Natasha, a Sales Broker with the firm, agrees. M&W is a huge advocate of work-life balance,
she says. There are times, for everyone, when things just become too much…management is usually able to recognize when stressors become too much…a lot of places I have previously worked have not been so open and friendly…
And employee appreciation of management’s sensitivity seems to only strengthen the resolve to meet targets and expectations. We all know what our job entails and it is up to us to be able to produce,
explains Natasha. We know what is expected and we know when exceptions can be made.
Facilitating passion
The impact of word and deed in leadership is profound. Things said or unsaid, decisions made, policy established, promises kept or broken, examples set. Passionate participation, flaccid acquiescence, and seeking alternative employment are predictable outcomes directly linked to management practices.
For Allison, an Account Manager with M&W, meaningful interaction is important: It’s an atmosphere where you can feel comfortable to voice your concerns.
she says. Quality seems to be valued as much or more than quantity and we always have training opportunities available and metrics that show us how we’re doing as a team.

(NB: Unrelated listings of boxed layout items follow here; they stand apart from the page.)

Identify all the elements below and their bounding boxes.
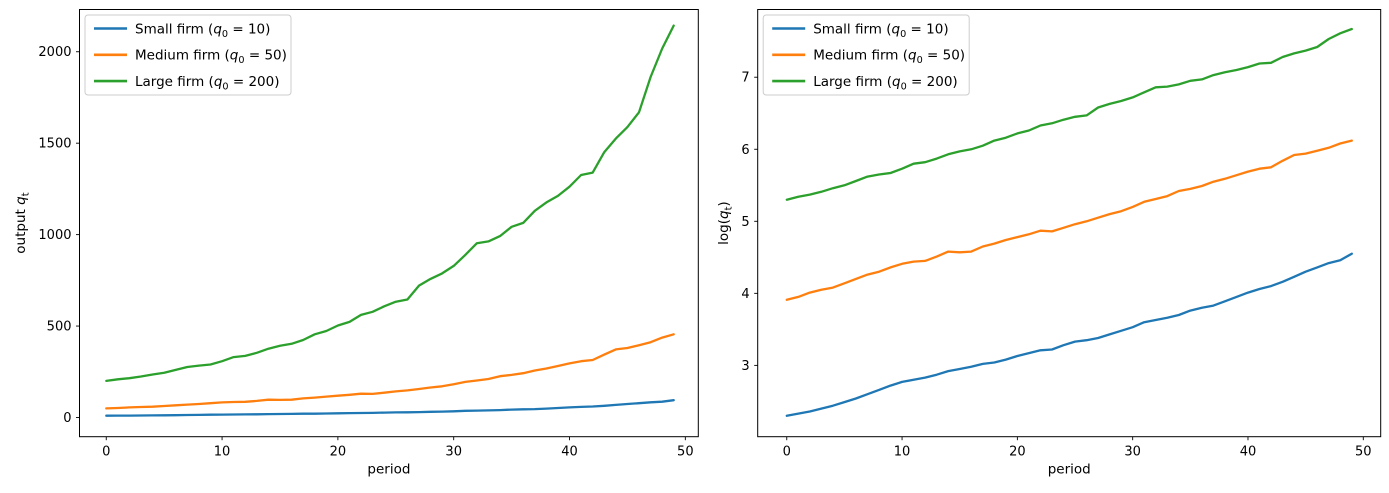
legend-item-small-firm: Small firm (q0 = 10) <box>94 21 270 40</box>
legend-label-large-firm: Large firm (q0 = 200) <box>813 74 958 93</box>
x-tick-label: 10 <box>894 445 911 460</box>
x-axis: 0 10 20 30 40 50 period <box>783 436 1372 478</box>
x-axis-label: period <box>367 462 410 478</box>
line-medium-firm <box>785 139 1353 301</box>
axes-frame <box>757 9 1382 438</box>
y-axis: 0 500 1000 1500 2000 output qt <box>13 45 80 426</box>
legend-label-medium-firm: Medium firm (q0 = 50) <box>813 48 965 67</box>
legend-item-large-firm: Large firm (q0 = 200) <box>772 74 958 93</box>
output-panel: 0 10 20 30 40 50 period 0 500 1000 1500 2000 output … <box>13 9 699 478</box>
y-axis: 3 4 5 6 7 log(qt) <box>716 71 758 374</box>
line-large-firm <box>785 27 1353 201</box>
legend-item-large-firm: Large firm (q0 = 200) <box>94 74 280 93</box>
log-output-panel: 0 10 20 30 40 50 period 3 4 5 6 7 log(qt) Small firm … <box>716 9 1382 478</box>
line-large-firm <box>105 24 675 383</box>
legend-label-medium-firm: Medium firm (q0 = 50) <box>135 48 287 67</box>
legend: Small firm (q0 = 10) Medium firm (q0 = 50… <box>762 14 970 96</box>
y-tick-label: 5 <box>741 215 749 230</box>
line-small-firm <box>785 252 1353 417</box>
legend-label-large-firm: Large firm (q0 = 200) <box>135 74 280 93</box>
x-tick-label: 30 <box>1124 445 1141 460</box>
legend-box <box>84 14 292 96</box>
y-tick-label: 2000 <box>38 45 71 60</box>
y-tick-label: 0 <box>63 411 71 426</box>
axes-frame <box>79 9 699 438</box>
x-tick-label: 0 <box>783 445 791 460</box>
x-tick-label: 10 <box>214 445 231 460</box>
x-tick-label: 40 <box>1240 445 1257 460</box>
y-tick-label: 500 <box>47 320 72 335</box>
legend-label-small-firm: Small firm (q0 = 10) <box>135 21 270 40</box>
y-axis-label: log(qt) <box>716 201 735 245</box>
y-tick-label: 7 <box>741 71 749 86</box>
line-medium-firm <box>105 333 675 410</box>
y-axis-label: output qt <box>13 192 32 253</box>
legend: Small firm (q0 = 10) Medium firm (q0 = 50… <box>84 14 292 96</box>
legend-item-medium-firm: Medium firm (q0 = 50) <box>772 48 965 67</box>
x-tick-label: 50 <box>677 445 694 460</box>
y-tick-label: 6 <box>741 143 749 158</box>
line-small-firm <box>105 399 675 417</box>
x-tick-label: 40 <box>561 445 578 460</box>
x-tick-label: 50 <box>1355 445 1372 460</box>
y-tick-label: 3 <box>741 359 749 374</box>
x-tick-label: 0 <box>102 445 110 460</box>
x-tick-label: 20 <box>330 445 347 460</box>
legend-label-small-firm: Small firm (q0 = 10) <box>813 21 948 40</box>
y-tick-label: 1000 <box>38 228 71 243</box>
y-tick-label: 4 <box>741 287 749 302</box>
x-axis: 0 10 20 30 40 50 period <box>102 436 694 478</box>
legend-item-medium-firm: Medium firm (q0 = 50) <box>94 48 287 67</box>
legend-box <box>762 14 970 96</box>
legend-item-small-firm: Small firm (q0 = 10) <box>772 21 949 40</box>
y-tick-label: 1500 <box>38 137 71 152</box>
x-tick-label: 30 <box>445 445 462 460</box>
x-axis-label: period <box>1048 462 1091 478</box>
x-tick-label: 20 <box>1009 445 1026 460</box>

Sales Associate, Ginny, appreciates the standard of support: The open-door policy and resources to help you, differ from many companies. I have worked in environments that don’t care for their employee’s opinion and simply expect you to figure it out,
she says. At M&W the atmosphere is fast-paced and competitive in a positive way. There is always someone to pick you up when you’re down, and remind you that ‘you got this.’
There is perhaps no more important managerial contribution than timely feedback to a reporting employee. Our management team is the first to throw you a high-five when you have conquered something difficult or hit your goals,
says Ginny.
We get regular opportunities to discuss our progress with managers and receive feedback,
notes Allison, and if someone has a major win, or really ‘wows’ a client, we all hear about it so they can get the credit they deserve.
Complementary conditions
After decades of inflexible work schedules for employees stuffed into disheveled business suits on account of lengthy commutes to inconvenient office locations, savvy business leaders are warming to an idea M&W had a long time ago: It’s not the hours clocked, space occupied, or clothing worn that’s important—it’s the successful completion of the job’s expectations.

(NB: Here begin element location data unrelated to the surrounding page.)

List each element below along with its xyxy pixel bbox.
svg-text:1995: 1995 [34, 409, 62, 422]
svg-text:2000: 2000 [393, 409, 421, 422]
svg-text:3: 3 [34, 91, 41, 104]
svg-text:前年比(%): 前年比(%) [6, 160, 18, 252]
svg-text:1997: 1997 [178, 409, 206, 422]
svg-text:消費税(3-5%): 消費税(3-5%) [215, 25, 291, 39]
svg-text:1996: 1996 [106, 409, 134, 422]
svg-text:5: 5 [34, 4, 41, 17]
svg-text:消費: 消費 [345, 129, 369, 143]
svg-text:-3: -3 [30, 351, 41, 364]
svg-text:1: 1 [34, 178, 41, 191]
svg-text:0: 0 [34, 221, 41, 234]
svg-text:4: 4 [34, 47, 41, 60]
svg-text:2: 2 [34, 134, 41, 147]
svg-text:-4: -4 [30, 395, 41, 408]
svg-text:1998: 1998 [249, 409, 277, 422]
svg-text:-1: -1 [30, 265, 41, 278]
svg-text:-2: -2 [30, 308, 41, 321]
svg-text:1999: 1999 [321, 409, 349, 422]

At the M&W office—where you are apt to hear contemporary music playing lightly in the background as you pass employees working their files, and their core, from the northern pole of a pilates ball—they have this crazy notion that employees can have fun at work.

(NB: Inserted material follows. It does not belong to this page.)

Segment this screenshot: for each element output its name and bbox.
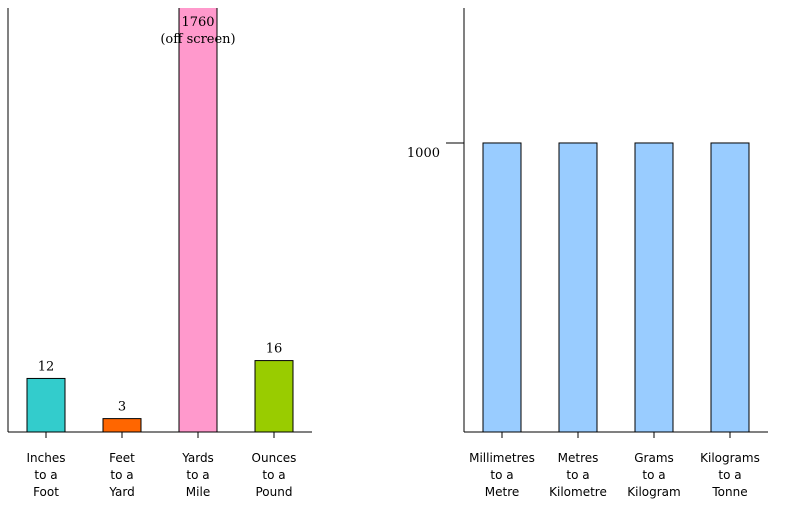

Morgan—who has occasionally brought her kids to the office or worked from home, in a pinch—describes it this way: The team environment at M&W is amazing and very important to me. We work hard and play hard together. It makes coming into work fun while getting the job done and having happy clients. There is no rule that you have to be in your seat from 9-to-5 without social interaction. It’s a fun, happy, friendly environment that makes us able to kick-ass on getting our clients’ needs met.
The environment will make or break a job for me,
Ginny adds. We have a social committee that plans events every month, or so, to enjoy each other’s company. They typically include food, some friendly competition, and hilarious memories.
Natasha offered her take on the value of the team environment. As I see it, if we work together we get further together. ‘One Team, One Dream’ is what I like to call this…I am so appreciative to be able to have this experience of working with such an amazing team and company. I don’t think I’ve ever been so happy working in one place.
Whether it’s in a cornfield in Iowa or an office building in the city, going the distance to carve out an appealing playing field may just draw the attention of a new crop of legendary performers.